99,9% van het DNA is bij alle mensen hetzelfde. Dat is ook wel begrijpelijk, natuurlijke selectie maakt dat in genen die coderen voor eiwitten niet veel variatie mogelijk is. Niet-coderende stukken DNA variëren echter van persoon tot persoon. Men noemt deze stukjes DNA polymorfismen (= veel vormen). Ongeveer 40 procent van het niet-coderende DNA bestaat uit zogenaamd repetitief DNA. Dat zijn korte DNA-sequenties van maximaal 60 basenparen lang die ettelijke keren herhaald worden. Zeer korte repetitieve sequenties
(2 tot 10) worden STR's (Short Tandem Repeats) genoemd. Voor verwantschapsonderzoek wordt meestal getest op dertien STR’s. De kans dat twee mensen hetzelfde profiel hebben is verwaarloosbaar klein.
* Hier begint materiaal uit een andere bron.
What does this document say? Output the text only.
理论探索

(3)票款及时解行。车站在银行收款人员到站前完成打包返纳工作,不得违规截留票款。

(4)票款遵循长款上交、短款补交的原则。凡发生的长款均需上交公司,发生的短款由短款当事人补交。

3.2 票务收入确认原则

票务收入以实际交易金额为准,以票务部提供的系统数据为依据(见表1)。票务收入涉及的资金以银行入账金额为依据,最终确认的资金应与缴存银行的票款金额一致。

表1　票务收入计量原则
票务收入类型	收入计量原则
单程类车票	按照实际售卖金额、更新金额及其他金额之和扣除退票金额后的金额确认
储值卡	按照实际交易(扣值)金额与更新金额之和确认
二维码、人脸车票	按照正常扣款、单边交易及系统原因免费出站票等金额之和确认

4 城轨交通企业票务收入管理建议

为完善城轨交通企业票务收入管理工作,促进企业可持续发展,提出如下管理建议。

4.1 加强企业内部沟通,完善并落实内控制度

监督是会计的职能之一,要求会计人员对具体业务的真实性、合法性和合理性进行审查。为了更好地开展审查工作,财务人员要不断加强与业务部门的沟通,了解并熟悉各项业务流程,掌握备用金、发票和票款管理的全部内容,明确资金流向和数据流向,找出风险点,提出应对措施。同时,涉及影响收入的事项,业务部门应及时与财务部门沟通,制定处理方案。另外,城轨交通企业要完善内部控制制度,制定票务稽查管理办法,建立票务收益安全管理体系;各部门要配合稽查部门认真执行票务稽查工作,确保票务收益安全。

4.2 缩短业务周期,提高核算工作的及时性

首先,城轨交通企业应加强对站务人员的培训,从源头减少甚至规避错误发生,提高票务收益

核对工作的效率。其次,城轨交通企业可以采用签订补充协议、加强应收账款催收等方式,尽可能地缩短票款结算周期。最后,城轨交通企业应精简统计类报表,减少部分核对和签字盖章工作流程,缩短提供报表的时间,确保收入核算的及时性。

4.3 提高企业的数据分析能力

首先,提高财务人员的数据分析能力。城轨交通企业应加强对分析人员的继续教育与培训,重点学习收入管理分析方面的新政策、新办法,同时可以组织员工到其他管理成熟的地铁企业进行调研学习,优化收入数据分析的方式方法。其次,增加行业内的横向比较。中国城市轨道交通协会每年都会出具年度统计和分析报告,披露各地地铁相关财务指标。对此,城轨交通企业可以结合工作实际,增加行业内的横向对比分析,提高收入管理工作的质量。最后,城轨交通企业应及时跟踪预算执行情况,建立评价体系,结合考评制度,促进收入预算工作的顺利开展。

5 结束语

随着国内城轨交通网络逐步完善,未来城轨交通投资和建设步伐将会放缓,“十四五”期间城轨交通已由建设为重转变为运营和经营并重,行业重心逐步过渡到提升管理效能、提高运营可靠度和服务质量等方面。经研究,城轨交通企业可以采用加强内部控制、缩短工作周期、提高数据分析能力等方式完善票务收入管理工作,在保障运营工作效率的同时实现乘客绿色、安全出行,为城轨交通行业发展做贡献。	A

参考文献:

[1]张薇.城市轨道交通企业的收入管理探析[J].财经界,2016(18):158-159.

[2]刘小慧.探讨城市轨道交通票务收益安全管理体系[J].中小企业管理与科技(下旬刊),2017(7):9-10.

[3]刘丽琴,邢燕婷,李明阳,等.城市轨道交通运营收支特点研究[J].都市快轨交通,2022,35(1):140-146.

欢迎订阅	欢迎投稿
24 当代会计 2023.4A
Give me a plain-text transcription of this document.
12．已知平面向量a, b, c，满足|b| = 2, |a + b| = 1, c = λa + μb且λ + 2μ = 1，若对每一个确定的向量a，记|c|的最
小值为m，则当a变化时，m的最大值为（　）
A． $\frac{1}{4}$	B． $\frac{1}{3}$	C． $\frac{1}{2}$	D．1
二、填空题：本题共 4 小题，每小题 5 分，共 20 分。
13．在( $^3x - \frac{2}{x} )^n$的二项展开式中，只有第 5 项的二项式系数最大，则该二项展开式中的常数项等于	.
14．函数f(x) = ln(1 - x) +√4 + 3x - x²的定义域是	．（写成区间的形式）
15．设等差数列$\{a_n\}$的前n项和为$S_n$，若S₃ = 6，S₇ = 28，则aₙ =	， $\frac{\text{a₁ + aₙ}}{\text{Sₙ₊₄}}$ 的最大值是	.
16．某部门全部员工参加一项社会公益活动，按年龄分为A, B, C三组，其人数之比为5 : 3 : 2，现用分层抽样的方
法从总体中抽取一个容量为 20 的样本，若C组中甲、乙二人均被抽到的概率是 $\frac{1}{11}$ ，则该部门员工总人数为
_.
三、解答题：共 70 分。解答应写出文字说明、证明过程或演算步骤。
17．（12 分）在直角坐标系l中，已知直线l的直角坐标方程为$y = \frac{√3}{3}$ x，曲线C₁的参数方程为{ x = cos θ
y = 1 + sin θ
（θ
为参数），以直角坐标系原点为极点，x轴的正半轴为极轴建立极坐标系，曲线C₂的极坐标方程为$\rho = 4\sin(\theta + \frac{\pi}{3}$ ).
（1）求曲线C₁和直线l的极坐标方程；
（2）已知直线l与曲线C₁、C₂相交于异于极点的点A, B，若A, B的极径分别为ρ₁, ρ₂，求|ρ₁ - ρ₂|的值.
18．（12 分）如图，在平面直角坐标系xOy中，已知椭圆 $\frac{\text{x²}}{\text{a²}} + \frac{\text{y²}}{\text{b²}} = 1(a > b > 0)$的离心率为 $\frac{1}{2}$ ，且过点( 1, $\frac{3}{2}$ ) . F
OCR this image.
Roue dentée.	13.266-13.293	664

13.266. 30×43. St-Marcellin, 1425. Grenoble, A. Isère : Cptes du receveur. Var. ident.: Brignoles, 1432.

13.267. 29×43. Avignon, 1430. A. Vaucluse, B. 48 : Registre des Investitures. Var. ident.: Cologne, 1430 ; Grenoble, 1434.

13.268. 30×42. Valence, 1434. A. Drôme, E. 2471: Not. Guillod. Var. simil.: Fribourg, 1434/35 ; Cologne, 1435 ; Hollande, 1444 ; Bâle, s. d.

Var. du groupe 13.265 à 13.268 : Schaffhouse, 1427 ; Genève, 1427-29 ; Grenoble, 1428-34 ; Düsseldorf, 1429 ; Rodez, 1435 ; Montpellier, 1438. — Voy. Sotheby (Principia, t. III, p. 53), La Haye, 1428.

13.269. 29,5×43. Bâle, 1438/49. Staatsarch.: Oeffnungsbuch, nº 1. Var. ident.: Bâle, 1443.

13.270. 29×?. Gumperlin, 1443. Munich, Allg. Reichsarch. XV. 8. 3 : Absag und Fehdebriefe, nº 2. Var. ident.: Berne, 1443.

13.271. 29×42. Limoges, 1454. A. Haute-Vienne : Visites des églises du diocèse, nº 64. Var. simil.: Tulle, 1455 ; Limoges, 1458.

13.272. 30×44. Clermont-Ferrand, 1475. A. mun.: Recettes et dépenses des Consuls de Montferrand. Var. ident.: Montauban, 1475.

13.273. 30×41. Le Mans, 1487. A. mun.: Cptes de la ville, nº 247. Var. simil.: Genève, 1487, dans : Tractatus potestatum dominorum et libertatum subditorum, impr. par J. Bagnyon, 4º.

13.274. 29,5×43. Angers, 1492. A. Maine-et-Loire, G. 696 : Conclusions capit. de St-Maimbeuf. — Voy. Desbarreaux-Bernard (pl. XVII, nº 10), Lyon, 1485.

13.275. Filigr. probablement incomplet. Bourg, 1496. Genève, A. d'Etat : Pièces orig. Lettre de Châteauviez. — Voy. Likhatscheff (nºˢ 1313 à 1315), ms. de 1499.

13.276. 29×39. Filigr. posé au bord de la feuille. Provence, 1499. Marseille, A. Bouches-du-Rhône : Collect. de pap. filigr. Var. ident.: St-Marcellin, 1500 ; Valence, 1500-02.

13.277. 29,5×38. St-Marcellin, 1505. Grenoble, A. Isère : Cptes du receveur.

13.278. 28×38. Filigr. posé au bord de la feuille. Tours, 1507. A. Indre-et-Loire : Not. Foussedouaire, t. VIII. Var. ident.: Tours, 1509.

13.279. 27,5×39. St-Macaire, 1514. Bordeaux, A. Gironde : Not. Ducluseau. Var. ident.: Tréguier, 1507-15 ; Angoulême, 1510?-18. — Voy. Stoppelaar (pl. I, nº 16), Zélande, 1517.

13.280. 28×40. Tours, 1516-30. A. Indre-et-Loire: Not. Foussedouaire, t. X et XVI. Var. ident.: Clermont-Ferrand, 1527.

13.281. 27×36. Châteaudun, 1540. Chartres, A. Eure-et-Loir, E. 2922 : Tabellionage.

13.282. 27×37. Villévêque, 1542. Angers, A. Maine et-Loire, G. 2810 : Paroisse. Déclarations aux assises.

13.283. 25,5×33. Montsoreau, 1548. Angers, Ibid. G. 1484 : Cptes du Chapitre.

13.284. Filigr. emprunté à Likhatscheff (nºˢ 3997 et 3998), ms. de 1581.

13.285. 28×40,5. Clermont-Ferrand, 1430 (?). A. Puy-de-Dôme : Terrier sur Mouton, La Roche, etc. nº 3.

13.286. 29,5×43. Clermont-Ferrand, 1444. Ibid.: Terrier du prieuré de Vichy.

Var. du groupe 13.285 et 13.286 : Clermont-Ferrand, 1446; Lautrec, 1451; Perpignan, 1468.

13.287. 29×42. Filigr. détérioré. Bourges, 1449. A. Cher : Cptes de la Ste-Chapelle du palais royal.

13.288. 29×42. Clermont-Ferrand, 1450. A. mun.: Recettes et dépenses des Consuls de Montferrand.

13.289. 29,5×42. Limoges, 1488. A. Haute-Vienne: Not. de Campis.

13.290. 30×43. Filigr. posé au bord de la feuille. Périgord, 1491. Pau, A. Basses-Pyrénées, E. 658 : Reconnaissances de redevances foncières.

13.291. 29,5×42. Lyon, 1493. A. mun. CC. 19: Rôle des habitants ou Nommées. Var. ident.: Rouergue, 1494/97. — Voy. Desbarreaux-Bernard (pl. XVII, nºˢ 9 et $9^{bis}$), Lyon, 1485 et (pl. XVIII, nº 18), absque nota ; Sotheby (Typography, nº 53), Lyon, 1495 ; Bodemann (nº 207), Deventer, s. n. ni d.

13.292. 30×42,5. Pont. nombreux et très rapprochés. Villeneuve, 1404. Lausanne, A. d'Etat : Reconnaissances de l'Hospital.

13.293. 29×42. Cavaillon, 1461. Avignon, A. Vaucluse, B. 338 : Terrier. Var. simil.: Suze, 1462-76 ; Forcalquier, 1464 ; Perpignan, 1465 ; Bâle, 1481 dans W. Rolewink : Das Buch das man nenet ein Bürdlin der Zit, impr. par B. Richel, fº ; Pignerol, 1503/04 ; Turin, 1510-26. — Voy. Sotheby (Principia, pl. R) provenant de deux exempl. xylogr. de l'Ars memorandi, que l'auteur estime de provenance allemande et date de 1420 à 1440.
SNP (Single nucleotide polymorfisme) uitgesproken als snip, is een basenpaar waarin bij tenminste één procent van de bevolking een bepaalde variatie in de nucleotide wordt gevonden. Bijvoorbeeld een verandering van AAGGCTAA naar ATGGCTAA. Binnen het menselijk genoom komen naar schatting 15 miljoen SNP's voor, ook in coderend DNA. Elk individu heeft een uniek patroon van SNP’s. Onderzoekers zijn geïnteresseerd in de mate waarin bepaalde SNP’s samenhangen met het voorkomen van een bepaalde ziekte of de gevoeligheid voor bepaalde medicijnen. Ook afstammingsonderzoek maakt gebruik van SNP’s.